Monday, 30th October 2017

E- paper

Trailing clouds

THREE DAYS AND A LIFE By Pierre Lemaitre, MacLehose, Rs 399

By Bhaswati Chakravorty
  • Published 3.11.17

THREE DAYS AND A LIFE By Pierre Lemaitre, MacLehose, Rs 399

The structure of Pierre Lemaitre's new novel matches its title, Three Days and a Life, almost perfectly. Three days in the life of the 12-year-old Antoine, son of Madame Courtin, in December 1999 are described in 161 pages of a 251-page novel. The two following sections depict Antoine's situation and actions as an aspiring student of medicine in 2011, and as doctor in 2015. The three days of the first section are packed with feelings, observations, characters, delicate yet incisive accounts of the complexities of life in small-town France where everyone knows everyone else, and the sequence of events that will pursue Antoine for the rest of his life.

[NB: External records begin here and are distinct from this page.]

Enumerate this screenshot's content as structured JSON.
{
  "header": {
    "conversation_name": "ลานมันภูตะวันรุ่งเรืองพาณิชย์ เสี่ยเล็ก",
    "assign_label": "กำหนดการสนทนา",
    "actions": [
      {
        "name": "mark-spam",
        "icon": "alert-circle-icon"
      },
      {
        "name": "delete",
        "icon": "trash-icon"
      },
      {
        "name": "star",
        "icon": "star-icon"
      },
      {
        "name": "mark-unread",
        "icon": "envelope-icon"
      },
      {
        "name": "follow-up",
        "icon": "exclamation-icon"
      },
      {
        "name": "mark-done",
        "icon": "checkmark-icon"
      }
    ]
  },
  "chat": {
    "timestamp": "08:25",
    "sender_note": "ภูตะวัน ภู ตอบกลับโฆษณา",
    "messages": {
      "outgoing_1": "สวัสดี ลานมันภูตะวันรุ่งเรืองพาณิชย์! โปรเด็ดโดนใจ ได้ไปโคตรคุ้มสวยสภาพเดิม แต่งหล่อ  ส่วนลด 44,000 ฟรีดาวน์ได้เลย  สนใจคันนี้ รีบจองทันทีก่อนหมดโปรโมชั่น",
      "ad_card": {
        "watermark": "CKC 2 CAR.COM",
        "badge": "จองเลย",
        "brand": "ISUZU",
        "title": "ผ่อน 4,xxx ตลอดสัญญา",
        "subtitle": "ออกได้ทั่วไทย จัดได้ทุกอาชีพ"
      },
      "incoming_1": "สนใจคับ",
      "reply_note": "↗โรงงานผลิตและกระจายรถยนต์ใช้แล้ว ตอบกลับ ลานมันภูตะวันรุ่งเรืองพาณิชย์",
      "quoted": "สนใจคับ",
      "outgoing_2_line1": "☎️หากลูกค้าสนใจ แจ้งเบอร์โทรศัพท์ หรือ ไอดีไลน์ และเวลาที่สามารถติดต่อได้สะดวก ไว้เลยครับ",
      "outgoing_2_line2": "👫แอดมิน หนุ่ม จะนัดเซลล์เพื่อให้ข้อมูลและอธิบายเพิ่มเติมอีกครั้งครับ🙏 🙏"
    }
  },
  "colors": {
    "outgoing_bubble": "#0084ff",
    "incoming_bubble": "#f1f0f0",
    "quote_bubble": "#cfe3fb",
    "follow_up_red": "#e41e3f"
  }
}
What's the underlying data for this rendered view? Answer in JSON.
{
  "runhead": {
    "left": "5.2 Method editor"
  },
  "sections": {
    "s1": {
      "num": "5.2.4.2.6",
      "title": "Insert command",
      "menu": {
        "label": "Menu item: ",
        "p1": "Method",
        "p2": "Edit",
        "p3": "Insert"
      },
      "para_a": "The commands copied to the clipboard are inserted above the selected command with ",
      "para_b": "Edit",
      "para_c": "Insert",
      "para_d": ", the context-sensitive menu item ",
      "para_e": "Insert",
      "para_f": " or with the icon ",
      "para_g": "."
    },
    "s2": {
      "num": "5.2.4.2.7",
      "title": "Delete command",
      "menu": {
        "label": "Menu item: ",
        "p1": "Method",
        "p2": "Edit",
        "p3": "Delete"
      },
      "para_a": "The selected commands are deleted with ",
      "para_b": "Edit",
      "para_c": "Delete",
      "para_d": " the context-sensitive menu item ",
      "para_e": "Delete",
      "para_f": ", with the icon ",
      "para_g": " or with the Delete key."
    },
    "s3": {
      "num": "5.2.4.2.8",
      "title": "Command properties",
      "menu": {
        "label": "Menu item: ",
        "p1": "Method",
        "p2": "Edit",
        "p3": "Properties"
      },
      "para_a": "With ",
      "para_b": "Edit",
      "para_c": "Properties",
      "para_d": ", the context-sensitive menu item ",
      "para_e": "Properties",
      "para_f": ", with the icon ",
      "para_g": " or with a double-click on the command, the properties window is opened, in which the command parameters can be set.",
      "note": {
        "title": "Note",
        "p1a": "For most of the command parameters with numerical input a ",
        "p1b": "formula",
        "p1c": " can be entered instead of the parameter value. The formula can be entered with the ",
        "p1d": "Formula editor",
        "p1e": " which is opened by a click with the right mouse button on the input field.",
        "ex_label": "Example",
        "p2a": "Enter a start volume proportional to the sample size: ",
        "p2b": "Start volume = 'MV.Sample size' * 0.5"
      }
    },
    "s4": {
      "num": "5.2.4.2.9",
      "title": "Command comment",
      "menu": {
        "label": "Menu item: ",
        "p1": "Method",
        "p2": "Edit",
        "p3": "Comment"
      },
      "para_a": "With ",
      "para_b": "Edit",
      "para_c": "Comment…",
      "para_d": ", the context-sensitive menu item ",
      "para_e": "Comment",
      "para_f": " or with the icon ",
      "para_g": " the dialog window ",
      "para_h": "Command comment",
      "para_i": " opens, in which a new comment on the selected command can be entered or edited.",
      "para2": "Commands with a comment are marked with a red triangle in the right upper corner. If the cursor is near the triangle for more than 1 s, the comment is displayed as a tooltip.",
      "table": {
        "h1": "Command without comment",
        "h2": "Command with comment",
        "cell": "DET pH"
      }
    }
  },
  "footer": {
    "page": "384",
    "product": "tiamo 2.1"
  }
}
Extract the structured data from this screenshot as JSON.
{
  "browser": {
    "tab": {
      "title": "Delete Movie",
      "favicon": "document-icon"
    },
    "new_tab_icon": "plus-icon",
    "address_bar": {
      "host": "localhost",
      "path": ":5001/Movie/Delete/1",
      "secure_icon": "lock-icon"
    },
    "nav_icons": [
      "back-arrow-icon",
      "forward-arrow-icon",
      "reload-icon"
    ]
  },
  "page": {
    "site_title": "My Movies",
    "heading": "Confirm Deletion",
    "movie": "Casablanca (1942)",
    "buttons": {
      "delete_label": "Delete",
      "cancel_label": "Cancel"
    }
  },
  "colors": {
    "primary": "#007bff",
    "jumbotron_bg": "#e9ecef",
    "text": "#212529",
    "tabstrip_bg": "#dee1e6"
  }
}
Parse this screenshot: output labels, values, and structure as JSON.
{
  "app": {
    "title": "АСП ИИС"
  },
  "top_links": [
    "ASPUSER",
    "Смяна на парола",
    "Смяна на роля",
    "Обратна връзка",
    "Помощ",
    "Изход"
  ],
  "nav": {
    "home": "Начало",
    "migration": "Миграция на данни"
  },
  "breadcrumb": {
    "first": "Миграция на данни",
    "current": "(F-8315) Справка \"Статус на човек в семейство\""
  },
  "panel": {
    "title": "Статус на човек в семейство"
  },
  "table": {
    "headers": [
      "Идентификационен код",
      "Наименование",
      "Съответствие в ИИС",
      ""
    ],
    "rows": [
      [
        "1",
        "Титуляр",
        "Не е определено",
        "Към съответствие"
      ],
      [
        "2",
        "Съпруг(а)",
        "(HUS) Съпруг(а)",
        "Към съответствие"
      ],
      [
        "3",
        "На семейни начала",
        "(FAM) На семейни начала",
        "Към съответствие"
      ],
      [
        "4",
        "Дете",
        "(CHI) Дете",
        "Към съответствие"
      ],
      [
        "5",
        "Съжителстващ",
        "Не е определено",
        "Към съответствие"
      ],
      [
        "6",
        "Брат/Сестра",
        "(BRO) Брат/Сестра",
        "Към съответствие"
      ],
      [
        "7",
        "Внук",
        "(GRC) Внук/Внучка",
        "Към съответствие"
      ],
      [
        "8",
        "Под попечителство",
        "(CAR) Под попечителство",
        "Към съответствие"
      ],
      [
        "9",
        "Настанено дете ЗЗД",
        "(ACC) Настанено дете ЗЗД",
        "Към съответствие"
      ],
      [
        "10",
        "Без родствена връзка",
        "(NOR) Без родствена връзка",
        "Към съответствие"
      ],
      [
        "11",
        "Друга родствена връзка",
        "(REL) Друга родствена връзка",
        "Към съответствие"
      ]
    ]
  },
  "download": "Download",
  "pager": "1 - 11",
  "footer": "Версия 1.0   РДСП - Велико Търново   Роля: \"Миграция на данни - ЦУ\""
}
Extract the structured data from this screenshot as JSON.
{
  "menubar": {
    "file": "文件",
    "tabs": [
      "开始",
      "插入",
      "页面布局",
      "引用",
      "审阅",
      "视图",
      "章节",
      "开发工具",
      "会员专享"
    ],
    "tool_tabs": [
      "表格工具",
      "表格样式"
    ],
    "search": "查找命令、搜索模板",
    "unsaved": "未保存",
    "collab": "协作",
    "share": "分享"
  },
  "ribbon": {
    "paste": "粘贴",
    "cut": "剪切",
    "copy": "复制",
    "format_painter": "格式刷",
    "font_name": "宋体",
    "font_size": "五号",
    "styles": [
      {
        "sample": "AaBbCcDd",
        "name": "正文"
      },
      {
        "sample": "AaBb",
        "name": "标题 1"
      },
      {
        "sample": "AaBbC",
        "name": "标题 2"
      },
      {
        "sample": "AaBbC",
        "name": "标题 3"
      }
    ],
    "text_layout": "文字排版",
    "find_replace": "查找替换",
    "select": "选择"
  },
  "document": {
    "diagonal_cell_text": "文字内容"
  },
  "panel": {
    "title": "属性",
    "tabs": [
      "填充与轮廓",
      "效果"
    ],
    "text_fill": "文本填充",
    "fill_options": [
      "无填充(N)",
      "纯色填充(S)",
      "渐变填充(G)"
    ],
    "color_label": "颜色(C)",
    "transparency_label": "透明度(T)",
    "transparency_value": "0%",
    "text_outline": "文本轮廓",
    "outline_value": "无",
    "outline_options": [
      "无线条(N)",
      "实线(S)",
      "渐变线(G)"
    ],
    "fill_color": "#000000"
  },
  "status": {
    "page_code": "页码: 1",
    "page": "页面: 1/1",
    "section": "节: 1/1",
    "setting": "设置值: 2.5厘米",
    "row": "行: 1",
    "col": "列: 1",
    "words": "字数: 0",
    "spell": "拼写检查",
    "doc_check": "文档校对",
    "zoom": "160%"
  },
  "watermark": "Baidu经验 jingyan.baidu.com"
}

The novel turns on the sudden disappearance of Rémi, Antoine's much younger neighbour. Briefly and precisely sketched in is Antoine's growing loneliness, which is the remote cause for much that follows. The loneliness is not an abstract indulgence; we can see it developing from his mother's refusal to let him go and play with friends in the house of the privileged boy who has a PlayStation. This, again, is a symbol of change coming to Beauval, Antoine's town, a change affecting all its residents and making them angry. Weiser, the mayor, is also the biggest employer, for he owns the wooden toy factory that might soon have to sack employees, all of them local people, as electronic toys begin to take over. All these threads, some visible, some sunk out of sight, converge at certain moments, as when, at the beginning of the search for the child, the mayor faces the angry father: "It was difficult to tell whether Monsieur Desmedt's anger stemmed from his role as Rémi's father, or as Weiser's employee."

Lemaitre is a pleasure to read, yet although he is famed for his dark, psychological, crime thrillers, this is not one of them. But there is suspense in the tale: it becomes a condition of Antoine's life. He is trapped by his own actions, and he must also confront, bit by bit, what others know. The irony is almost classical, the twists quick and muted, and occasionally too aptly timed. The story, though, remains unexciting.